Survival Rules When Teaching Your Child To Ride A Bicycle!

Cycling, an interesting activity, is absolutely beneficial for children’s health and social interaction. However, before you let your child pull his bike out of the garage, make sure they know how to stay safe on two wheels.

  1. Choose where to practice

In the first period, you should choose a traffic-free place where kids can practice safely. Motorcycle and car drivers sometimes do not look for bicycles coming down the street at intersections or driveways, so a crash is unavoidable. Find a large, flat and paved area for your child. Some suggestions can be a sidewalk, park path, an empty tennis/ basketball court, or empty parking lot.

  1. Wear a bike helmet every time you ride!

One of the smartest things you can do to keep your kid safe on a bicycle is to ensure they always wear a helmet. Helmets can protect the wearer from what could have been a nasty injury. According to The Bicycle Helmet Initiative Trust, using cycle helmets help reduce the number of head injuries up to 85 percent, especially 88 percent reduction in brain injuries. So as a parent, you don’t want your child riding a bicycle without one, even on your block, the sidewalk or a park path. Remember to instruct them to wear the helmet in the right way.


Equip your child with other proper safety gear as well, such as a set of knee or elbow pads. Ensure that each time your child practices with his/her bike, they are wearing their safety gear.

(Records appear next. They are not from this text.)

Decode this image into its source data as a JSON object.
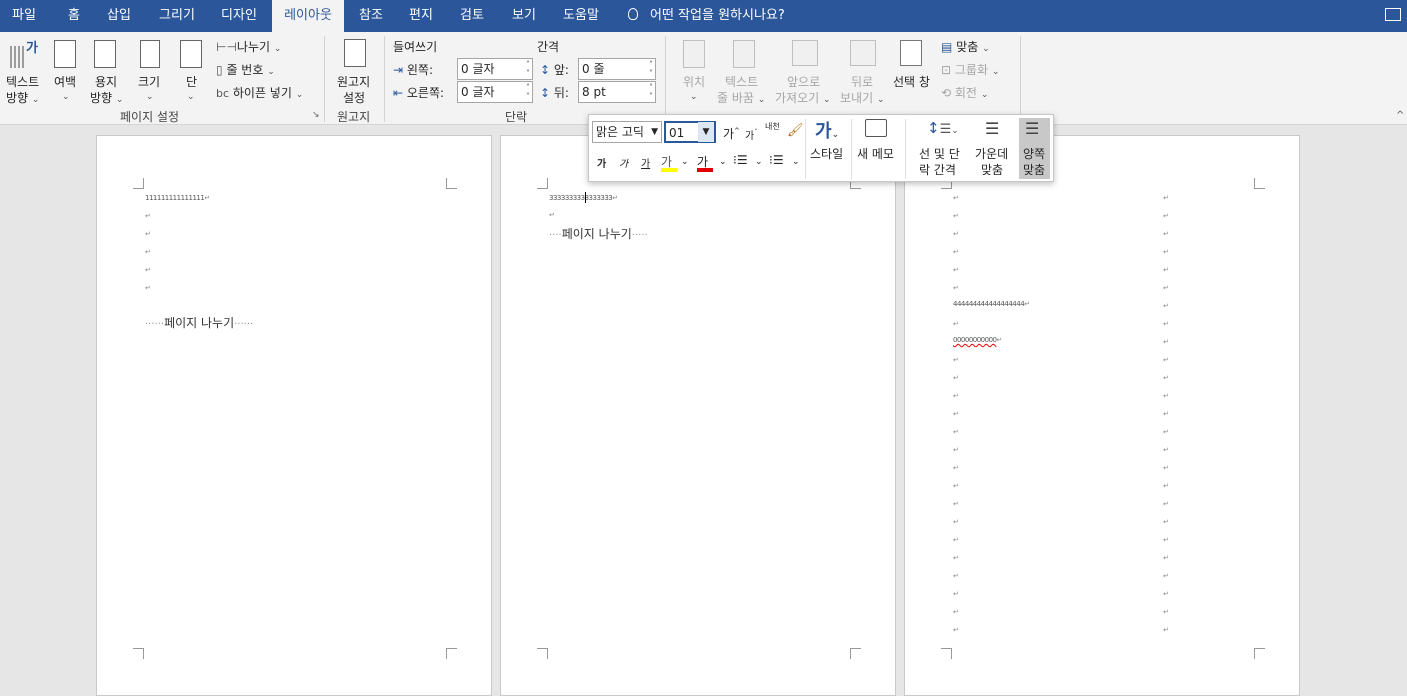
{
  "tabs": [
    {
      "label": "파일",
      "name": "tab-file"
    },
    {
      "label": "홈",
      "name": "tab-home"
    },
    {
      "label": "삽입",
      "name": "tab-insert"
    },
    {
      "label": "그리기",
      "name": "tab-draw"
    },
    {
      "label": "디자인",
      "name": "tab-design"
    },
    {
      "label": "레이아웃",
      "name": "tab-layout"
    },
    {
      "label": "참조",
      "name": "tab-references"
    },
    {
      "label": "편지",
      "name": "tab-mailings"
    },
    {
      "label": "검토",
      "name": "tab-review"
    },
    {
      "label": "보기",
      "name": "tab-view"
    },
    {
      "label": "도움말",
      "name": "tab-help"
    }
  ],
  "active_tab": "레이아웃",
  "tell_me": "어떤 작업을 원하시나요?",
  "ribbon": {
    "page_setup": {
      "text_direction": [
        "텍스트",
        "방향"
      ],
      "margins": "여백",
      "orientation": [
        "용지",
        "방향"
      ],
      "size": "크기",
      "columns": "단",
      "breaks": "나누기",
      "line_numbers": "줄 번호",
      "hyphenation": "하이픈 넣기",
      "group_label": "페이지 설정"
    },
    "manuscript": {
      "button": [
        "원고지",
        "설정"
      ],
      "group_label": "원고지"
    },
    "paragraph": {
      "indent_title": "들여쓰기",
      "spacing_title": "간격",
      "left_label": "왼쪽:",
      "left_value": "0 글자",
      "right_label": "오른쪽:",
      "right_value": "0 글자",
      "before_label": "앞:",
      "before_value": "0 줄",
      "after_label": "뒤:",
      "after_value": "8 pt",
      "group_label": "단락"
    },
    "arrange": {
      "position": "위치",
      "wrap_text": [
        "텍스트",
        "줄 바꿈"
      ],
      "bring_forward": [
        "앞으로",
        "가져오기"
      ],
      "send_backward": [
        "뒤로",
        "보내기"
      ],
      "selection_pane": "선택 창",
      "align": "맞춤",
      "group": "그룹화",
      "rotate": "회전"
    }
  },
  "pages": [
    {
      "first_line": "111111111111111",
      "page_break": "페이지 나누기"
    },
    {
      "first_line": "3333333333333333",
      "page_break": "페이지 나누기"
    },
    {
      "line_a": "444444444444444444",
      "line_b": "00000000000"
    }
  ],
  "para_mark": "↵",
  "mini_toolbar": {
    "font_name": "맑은 고딕",
    "font_size": "01",
    "grow_font": "가",
    "shrink_font": "가",
    "phonetic": "내천",
    "bold": "가",
    "italic": "가",
    "underline": "가",
    "highlight": "가",
    "font_color": "가",
    "styles_label": "스타일",
    "styles_glyph": "가",
    "new_comment": "새 메모",
    "line_spacing": [
      "선 및 단",
      "락 간격"
    ],
    "center": [
      "가운데",
      "맞춤"
    ],
    "justify": [
      "양쪽",
      "맞춤"
    ]
  },
  "colors": {
    "accent": "#2b579a",
    "highlight": "#ffff00",
    "font_color_bar": "#e00000"
  }
}
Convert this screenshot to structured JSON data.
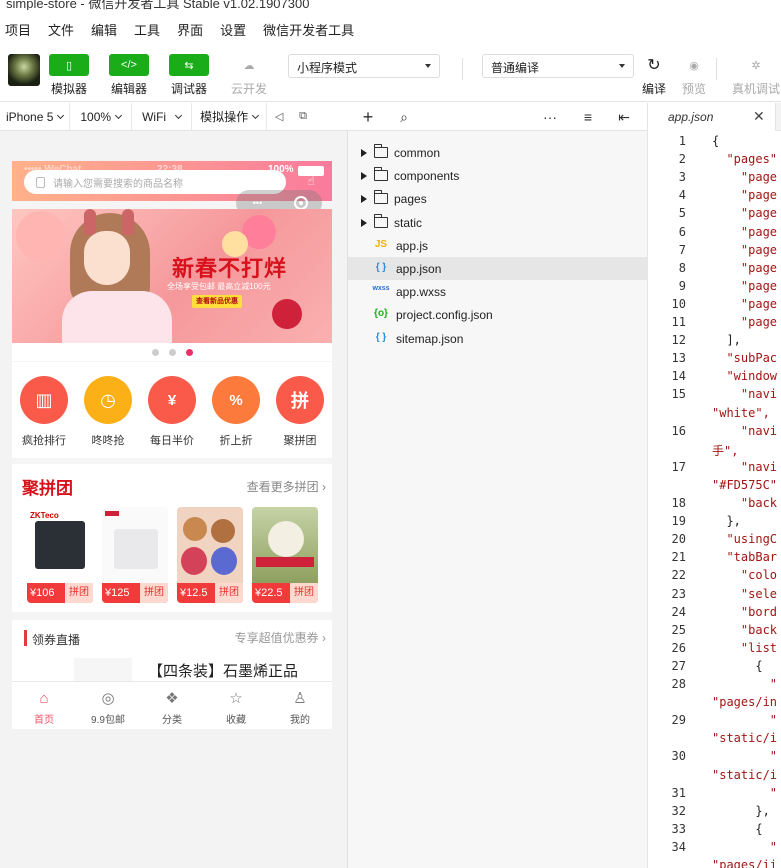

  1. Respect traffic signals.

Not being forced to have a driving license like an adult, your child must know some basic transportation rules to save themselves. Teach young children to stop, look left, look right at all stop signs and traffic lamps before crossing. In the first times of practicing, kids must carefully look and listen to be sure no cars appear to coming before entering a street. Use your driveway or sidewalk to demonstrate this way to enter a street. Explain to them that the green light allows traffic to proceed, the yellow indication is a warning signal that is about to change to red, and the red signal prohibits any traffic from proceeding.

Further, it is vital to instruct your child when they can walk their bikes through an intersection. Remind them always ride to the right side and obey traffic rules even if no one is coming. This teaches them good habits.

  1. Stay away from the dark

It is never safe for your child to ride a bike at dusk or after dark. Remember that night riding requires special skills and equipment that most young bicyclists do not have. Therefore, it could be dangerous to let children on the road alone. If your kid has to ride at night, you or another adult should ride along. You can also put a light on the front and a red or yellow reflector on the back of the bicycle to make it visible for drivers to see your child’s bike at night.

  1. Use appropriate hand signals

Some think that hand signals may cause their child to confuse and lose control of their bikes, but that is totally wrong. Proper hand signals are an important communication link between cyclists and motorists. Many bike-car accidents involving in children occur when they ride against traffic without any signal. Any child who does not have essential skills to use hand signals should not be riding on the street. Do not forget the better children are at riding, the less likely they are to crash.

  1. Take care of their bikes.

Teach your child to preserve his/her bicycle carefully as well as some safety gear. Remind kids not to throw them around because that could damage the bike and safety equipment and they will not be protected well. If young children fall down, make sure you put that bike to the test (the brakes, wheels, tyres, seat, etc). It may not work as well after a major crash.